After those first few, it became super-repetitive, the caveman aspects got worse, and the stories (overarching plotlines) became an endless sameness to me. I just could not read them anymore.
I have no clue if I would still like the old ones I really liked back then.
I tried her first in the new series about Shadows – hoping that this might be different – it was worse.
If I remember correctly, the heroine is in danger from one type of thugs, gets abducted by the hero who pretends to be a different kind of thug, too, for her own good, no explanations are given to her on anything, and the thing is great love. it felt like prisoners Stockholm with extra cruelty thrown in, and the passion came out of nowhere and felt all wrong – I skimmed and skipped and truly hated it. As this series is on book 5 or so, I guess that was 5 years back. Hazy facts, strong memory of truly hating the book.
So I cannot recommend her, only give my current views.
Curious how she held up for others, if people here are still reading her or not.
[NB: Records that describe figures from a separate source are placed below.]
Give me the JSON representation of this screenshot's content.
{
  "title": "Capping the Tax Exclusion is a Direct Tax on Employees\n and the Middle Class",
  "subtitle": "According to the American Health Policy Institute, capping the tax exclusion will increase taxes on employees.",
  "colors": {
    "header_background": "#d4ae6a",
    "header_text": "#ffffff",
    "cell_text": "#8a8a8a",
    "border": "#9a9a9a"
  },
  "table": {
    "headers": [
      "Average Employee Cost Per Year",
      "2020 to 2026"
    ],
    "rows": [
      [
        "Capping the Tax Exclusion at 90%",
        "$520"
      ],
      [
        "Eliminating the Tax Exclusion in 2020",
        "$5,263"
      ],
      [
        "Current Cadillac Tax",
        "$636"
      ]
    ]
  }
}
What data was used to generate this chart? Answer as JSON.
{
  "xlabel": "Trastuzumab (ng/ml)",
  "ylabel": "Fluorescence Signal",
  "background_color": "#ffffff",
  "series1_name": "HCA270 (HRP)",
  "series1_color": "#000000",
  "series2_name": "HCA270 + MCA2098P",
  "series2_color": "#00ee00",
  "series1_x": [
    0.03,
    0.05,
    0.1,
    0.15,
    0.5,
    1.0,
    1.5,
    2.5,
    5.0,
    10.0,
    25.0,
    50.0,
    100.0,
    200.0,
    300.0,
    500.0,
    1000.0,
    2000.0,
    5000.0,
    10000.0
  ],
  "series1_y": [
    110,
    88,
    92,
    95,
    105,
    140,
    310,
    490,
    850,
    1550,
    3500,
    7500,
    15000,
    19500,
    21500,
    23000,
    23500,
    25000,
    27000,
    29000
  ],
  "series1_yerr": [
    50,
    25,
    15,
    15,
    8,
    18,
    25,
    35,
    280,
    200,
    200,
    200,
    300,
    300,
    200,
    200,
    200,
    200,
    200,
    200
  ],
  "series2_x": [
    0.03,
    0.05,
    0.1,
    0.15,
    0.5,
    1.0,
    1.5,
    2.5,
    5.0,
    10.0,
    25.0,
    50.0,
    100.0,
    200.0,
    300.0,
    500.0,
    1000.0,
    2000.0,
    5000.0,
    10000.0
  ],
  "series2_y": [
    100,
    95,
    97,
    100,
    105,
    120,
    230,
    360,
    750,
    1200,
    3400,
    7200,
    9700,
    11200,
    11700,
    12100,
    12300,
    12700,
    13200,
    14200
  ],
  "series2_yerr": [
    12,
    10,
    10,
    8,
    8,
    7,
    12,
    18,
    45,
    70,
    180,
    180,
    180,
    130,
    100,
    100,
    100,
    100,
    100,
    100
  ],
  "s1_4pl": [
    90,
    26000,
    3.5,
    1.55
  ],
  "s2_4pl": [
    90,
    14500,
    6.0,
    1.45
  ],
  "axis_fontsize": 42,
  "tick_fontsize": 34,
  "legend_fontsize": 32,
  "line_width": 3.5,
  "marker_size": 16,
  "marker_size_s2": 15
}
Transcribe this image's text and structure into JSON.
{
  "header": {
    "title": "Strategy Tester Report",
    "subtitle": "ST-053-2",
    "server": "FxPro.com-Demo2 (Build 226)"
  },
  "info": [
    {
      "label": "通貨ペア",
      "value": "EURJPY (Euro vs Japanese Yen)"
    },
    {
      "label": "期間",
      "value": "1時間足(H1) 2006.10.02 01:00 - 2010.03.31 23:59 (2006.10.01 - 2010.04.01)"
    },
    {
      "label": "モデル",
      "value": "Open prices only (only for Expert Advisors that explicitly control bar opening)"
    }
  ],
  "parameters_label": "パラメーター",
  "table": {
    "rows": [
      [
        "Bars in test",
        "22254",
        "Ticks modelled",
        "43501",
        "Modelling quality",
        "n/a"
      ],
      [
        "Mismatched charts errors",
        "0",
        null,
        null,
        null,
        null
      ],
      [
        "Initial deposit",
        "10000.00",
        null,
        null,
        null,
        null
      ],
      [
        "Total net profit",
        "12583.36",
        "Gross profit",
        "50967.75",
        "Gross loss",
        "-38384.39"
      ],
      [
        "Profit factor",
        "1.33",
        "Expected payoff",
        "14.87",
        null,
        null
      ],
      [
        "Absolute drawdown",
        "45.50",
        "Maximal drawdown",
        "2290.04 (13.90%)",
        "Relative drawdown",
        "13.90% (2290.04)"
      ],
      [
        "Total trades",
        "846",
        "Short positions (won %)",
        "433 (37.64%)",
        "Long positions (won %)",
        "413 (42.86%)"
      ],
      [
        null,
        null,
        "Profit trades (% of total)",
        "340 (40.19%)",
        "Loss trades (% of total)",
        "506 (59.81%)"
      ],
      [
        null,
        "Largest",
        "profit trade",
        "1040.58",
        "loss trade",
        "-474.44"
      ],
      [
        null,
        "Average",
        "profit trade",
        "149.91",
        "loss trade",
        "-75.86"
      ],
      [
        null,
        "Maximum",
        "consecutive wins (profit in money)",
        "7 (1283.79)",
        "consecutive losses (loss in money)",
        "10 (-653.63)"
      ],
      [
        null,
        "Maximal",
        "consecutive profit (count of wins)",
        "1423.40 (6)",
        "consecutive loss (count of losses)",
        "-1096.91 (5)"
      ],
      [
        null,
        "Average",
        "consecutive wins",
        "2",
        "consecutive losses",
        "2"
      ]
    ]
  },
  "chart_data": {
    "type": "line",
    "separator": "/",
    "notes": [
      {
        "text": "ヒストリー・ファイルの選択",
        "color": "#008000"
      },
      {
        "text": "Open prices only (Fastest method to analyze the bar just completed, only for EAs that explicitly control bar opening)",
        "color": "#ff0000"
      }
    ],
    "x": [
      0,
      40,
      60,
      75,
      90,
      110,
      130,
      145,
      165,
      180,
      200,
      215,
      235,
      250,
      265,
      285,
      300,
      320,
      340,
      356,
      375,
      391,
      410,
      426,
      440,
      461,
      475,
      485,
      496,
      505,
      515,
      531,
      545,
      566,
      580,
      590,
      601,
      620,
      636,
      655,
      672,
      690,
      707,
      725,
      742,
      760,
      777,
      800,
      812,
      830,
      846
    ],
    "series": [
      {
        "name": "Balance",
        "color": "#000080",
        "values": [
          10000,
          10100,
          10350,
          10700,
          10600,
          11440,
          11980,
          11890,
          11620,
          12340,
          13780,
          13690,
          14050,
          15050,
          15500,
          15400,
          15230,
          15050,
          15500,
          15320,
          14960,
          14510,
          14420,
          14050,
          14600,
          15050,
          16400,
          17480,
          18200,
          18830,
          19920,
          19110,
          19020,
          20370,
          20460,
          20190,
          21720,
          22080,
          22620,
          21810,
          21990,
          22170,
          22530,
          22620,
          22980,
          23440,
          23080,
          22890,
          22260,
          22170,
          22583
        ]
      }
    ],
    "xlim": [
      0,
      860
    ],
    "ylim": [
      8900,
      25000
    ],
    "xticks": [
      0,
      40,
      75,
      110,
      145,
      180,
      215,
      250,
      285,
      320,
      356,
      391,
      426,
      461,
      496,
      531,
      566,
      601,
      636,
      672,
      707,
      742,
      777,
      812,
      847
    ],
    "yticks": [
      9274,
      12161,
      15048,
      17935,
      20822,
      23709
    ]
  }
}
Hah! Funny you should ask. I wasn’t reading romances in 1999 but when I started about five years later, Feehan was an author I checked into. Like Lieselotte, the first book in the series seemed like an ok enough read to try the sequels, but I quickly tired of them. I enjoyed the first book in the series enough to keep it, until just a few weeks ago when I reread it. Today, it reads like pages and pages of she’s in denial about being his bond mate. I didn’t finish the reread.
It’s funny how certain books just don’t hold up. I’ve been a long time fan of Jayne Ann Krentz and I started reading one of her really old ones I had never read before the other day. I think it may have been published under Stephanie James it’s so old. Oh my goodness. The “hero” was terrifying! The heroine actually ran out of her own place (well her mother’s place) to get away from him. Their first night together read more like a stalking and an assault even though he did finally get her to admit partway into it she “wanted “him too. I couldn’t finish it, and I’m not that easily upset by alpha or “un P.C.” behavior. If I had read that even back in the 80’s I would have hated it. I think the biggest problem was that it wasn’t even about some big supernatural warrior type creature. It was a contemporary and the guy was a neighbor of her parents. It was like “this is a perfectly normal way for a date to evolve”.
I’ve read them from the start, and I agree that many of the Carpathian books were very caveman. But (and ymmv) I think she’s done a much better job of having the heroines be stronger and the heroes be more “enlightened”? considerate? in the last several books. This hasn’t been the case in at least one of her other series (I don’t read all of them). But I’ve liked the Carpathians more as the world has expanded in the past few years.
I recall reading many of these but the Robin Shone is the one I remember most! And the Judith Ivory. I wonder if they would stand up to the time test if I read them again? Afraid there are too many things in the current TBR pile to do it but maybe the Shone one day. BTW, I do enjoy reading these old columns from the past so thanks, everyone at AAR, for presenting them from time to time.
Ooops! Schone. Sorry.
They’re fun, aren’t they? I think the Way Back on Wednesday will become a regular weekly feature (except for TBR week) just like The ask@AAR now is.
The Lady’s Tutor doesn’t age well – a lot of the eeeeeeevil gay trope.
Judith Ivory definitely holds up for me. Her novels, especially some of the first ones like Bliss and Dance, were a breath of fresh air.